Passo o dia inteiro preocupada com Bailey. Uma sensação horrível me toma quando a noite se aproxima.
Ligo para ele, para o bar, mas ninguém sabe onde ele está.

Decido mandar uma mensagem para o Krystian, a que ele responde prontamente:

Shiv, tô na faculdade.
Mas uma quinta sim outra não o Bailey visita o Gigante na cadeia.
A essa hora ele já costuma ter voltado.
Não tá na balada?

Não, liguei pra lá.

Não quero preocupar o Krystian, mas não sei mais o que fazer. Procurar o Bailey e não encontrá-lo acaba comigo.

Deve tá em casa, então. Vou sair daqui e ir pra lá, mas tô sem carro.
Vou demorar.

Acho que vou pra lá.

Não vou aguentar ficar aqui sem notícias.

Tá bom. Vou ligar pro porteiro e dizer pra ele abrir pra você.
Eu fiz uma cópia da chave pra situações de emergência. Mas não deve ser nada.
Tá colada atrás do extintor.

Respondo agradecendo e dizendo que o encontro lá mais tarde, depois saio de casa. Espero que esse pressentimento seja apenas coisa da minha cabeça...

Quando chego ao apartamento, nem preciso da chave. A porta está entreaberta, e o lugar, na penumbra.

Entro devagar, sem saber o que vou encontrar ali. Da última vez que cruzei uma porta assim, vi minha mãe desmaiada por ter tentado suicídio depois da morte do meu pai.

É impossível evitar essas lembranças.
Diferente do silêncio sepulcral que preenchia o quarto da minha mãe, soluços repletos de dor chegam até meus ouvidos.

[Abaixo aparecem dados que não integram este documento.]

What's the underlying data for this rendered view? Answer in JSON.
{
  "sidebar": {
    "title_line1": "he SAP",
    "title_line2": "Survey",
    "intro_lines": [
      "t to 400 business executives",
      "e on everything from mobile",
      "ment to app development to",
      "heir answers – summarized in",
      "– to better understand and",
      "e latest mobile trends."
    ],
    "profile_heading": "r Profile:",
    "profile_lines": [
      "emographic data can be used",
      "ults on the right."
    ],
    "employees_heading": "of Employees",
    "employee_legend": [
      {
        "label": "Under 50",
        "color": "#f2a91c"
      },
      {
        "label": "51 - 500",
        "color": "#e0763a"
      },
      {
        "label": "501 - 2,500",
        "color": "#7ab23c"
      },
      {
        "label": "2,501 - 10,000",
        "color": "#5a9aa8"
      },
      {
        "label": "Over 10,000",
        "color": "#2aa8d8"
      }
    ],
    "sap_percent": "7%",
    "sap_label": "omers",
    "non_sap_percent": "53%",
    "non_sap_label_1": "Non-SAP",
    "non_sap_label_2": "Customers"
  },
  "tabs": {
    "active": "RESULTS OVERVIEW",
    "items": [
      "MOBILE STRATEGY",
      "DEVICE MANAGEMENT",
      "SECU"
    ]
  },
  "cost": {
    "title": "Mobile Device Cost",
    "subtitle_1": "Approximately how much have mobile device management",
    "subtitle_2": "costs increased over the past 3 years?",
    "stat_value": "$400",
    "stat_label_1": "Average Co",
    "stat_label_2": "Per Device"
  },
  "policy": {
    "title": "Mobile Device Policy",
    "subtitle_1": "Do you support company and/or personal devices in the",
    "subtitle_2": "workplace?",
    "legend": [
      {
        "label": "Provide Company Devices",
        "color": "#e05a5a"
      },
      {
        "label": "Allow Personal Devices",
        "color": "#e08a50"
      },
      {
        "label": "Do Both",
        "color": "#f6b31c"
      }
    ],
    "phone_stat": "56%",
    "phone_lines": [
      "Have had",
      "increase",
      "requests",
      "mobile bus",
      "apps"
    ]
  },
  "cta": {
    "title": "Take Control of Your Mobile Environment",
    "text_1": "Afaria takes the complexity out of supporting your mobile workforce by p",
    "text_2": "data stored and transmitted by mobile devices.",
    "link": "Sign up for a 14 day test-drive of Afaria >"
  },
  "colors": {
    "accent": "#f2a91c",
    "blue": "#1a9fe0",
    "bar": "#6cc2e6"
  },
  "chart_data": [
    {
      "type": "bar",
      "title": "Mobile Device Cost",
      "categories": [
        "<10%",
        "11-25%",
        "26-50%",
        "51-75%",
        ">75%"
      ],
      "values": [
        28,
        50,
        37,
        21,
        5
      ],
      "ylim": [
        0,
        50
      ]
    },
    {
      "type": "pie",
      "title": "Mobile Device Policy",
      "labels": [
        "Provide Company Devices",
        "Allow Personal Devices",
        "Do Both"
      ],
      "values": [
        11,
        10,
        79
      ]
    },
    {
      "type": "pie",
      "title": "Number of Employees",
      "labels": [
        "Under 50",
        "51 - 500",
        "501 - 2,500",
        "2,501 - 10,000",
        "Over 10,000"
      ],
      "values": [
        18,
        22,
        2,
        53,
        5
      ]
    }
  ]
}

Abro a porta e a luz do corredor permite que eu aviste Bailey caído no chão, sobre os joelhos, bem no meio da sala.

Corro até ele, me ajoelhando a seu lado.

— Bay, o que houve? — pergunto ao tocar seu ombro.

Assustado, ele empurra minha mão e continua chorando, murmurando palavras desconexas.

Desde que descobri que Bailey tem crises de pânico, conversei muito com Savannah, então sei que ele está tendo uma agora. Ela me disse que em alguns casos mais extremos a pessoa chega até a alucinar. É claro que Bailey teria o caso mais extremo... É como se a vida não cansasse de bater nele.

Não sei bem o que fazer além de esperar passar. Logo os soluços dele se misturam aos meus.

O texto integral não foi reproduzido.